The Daytrotter interview:
*How is North Carolina today? Did you run into Mac from Superchunk?*
Allen Karpinski: N.C. always treats us well, especially Greensboro and Asheville (city that holds my not-so-secret heart). Maybe Mac will come out when we return to Chapel Hill -- in July -- with Richard Buckner. This show, however, was our own to headline.
*What is being on the road with Richard Buckner like? It's like travelling, with a mystery, correct?*
AK: Life on the road with Richard is like the sets we play together: fun and dangerous, full of the unexpected and the improvisational. We're all great children, playing with the world.
*When you have an hour to kill -- on the road or at home -- what do you fill it with?*
AK: On the road: Sleep, usually. We tend to nap hard. At home: Internet connectivity, turntable listening, bicycle adventures, wishful thinking about babes...depending upon time and weather and mood.
*Having pieces of music featured regularly on All Things Considered, do you sometimes think that old people are more familiar with your stuff than the kids of today are?*
AK: No, that music is cut into brief melodic bursts. Only the most curious NPR listeners will search out source of those sounds. Here, the kids are in the know.
*Is that a Mongolian on the cover of "Casually Smashed To Pieces"? Does this band share any traits with Genghis Khan?*
AK: It's a painting, actually. Probably more of a Viking than an Eastern Renegade, but, really, who knows.

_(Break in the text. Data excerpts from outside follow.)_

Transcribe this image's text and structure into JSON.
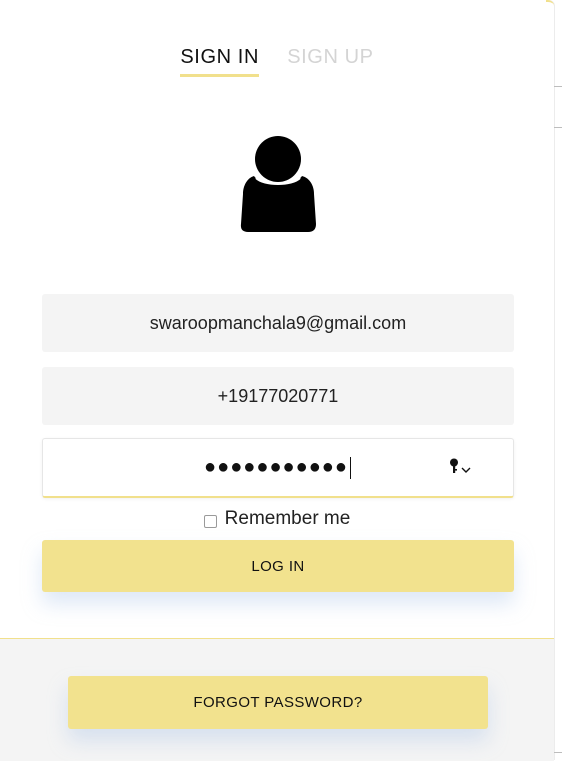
{
  "tabs": {
    "sign_in": "SIGN IN",
    "sign_up": "SIGN UP"
  },
  "avatar": {
    "icon": "user-silhouette-icon"
  },
  "form": {
    "email_value": "swaroopmanchala9@gmail.com",
    "phone_value": "+19177020771",
    "password_masked": "●●●●●●●●●●●",
    "password_tool_icon": "key-icon",
    "remember_label": "Remember me",
    "remember_checked": false,
    "login_label": "LOG IN"
  },
  "footer": {
    "forgot_label": "FORGOT PASSWORD?"
  },
  "colors": {
    "accent": "#f2e28e",
    "accent_line": "#f1e08c",
    "field_bg": "#f4f4f4",
    "inactive_tab": "#d4d4d4"
  }
}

We share many traits with Genghis Khan, among them superior horsemanship, and, enjoying super-fantastic sex under the distant light of faraway stars.
*How do you decide when vocals will work with your music? Do they work best when you're saying "Fuck everything!" as in the song "Fuck Everything"?*
AK: "Fuck Everything" has vocals because it is cover version of a song the has terrific lyrics and a fine vocal melody, it would have stripped the song of its true qualities to leave those elements out. Usually, if we want to sing, we start new bands.
*How did you deal with your drummer quitting mid-tour? You soldiered on, but wasn't that difficult?*
AK: It was insanely difficult! Jay was a founding member of the group, his style and approach to playing is totally singular. We knew we couldn't really replace him, just fill the gap his absence left us with by finding another drummer with a different style and approach.
*How long would it take to get to the NFL Hall of Fame in Canton, from your house? Have you ever been?*
AK: We were just discussing this! It looks like a giant orange juice squeezer! Boring inside and out, unless, of course, you're a football fanatic, and dig oogling musty clothing behind glass, comparing statistics all the while.
*Your music has been described as meditative, but what I want to know is, has it ever been medicinal? Has it ever cured ailments, that you know of?
AK: Broken-heart balm. Cures and sooths.
*The Onion has a segment called "Justify Your Existence." If they came calling, what would you tell them?*
AK: I breathe, it's not my fault.
*When you guys get to where you can demand a tour rider, what's going to be on it?*
AK: A bottle of the brown stuff, Basil Hayden, smoothest of fine bourbons. Maybe another a hundred more wishes for the tour rider.
*Do your fans come up with inventive storylines for your instrumental pieces? Do they feel the need to share them with you?
AK: Some sing their own words, some even sing to us while we play! People always seem to feel a strong need to tell us about the 'great sex' they've had while playing our records.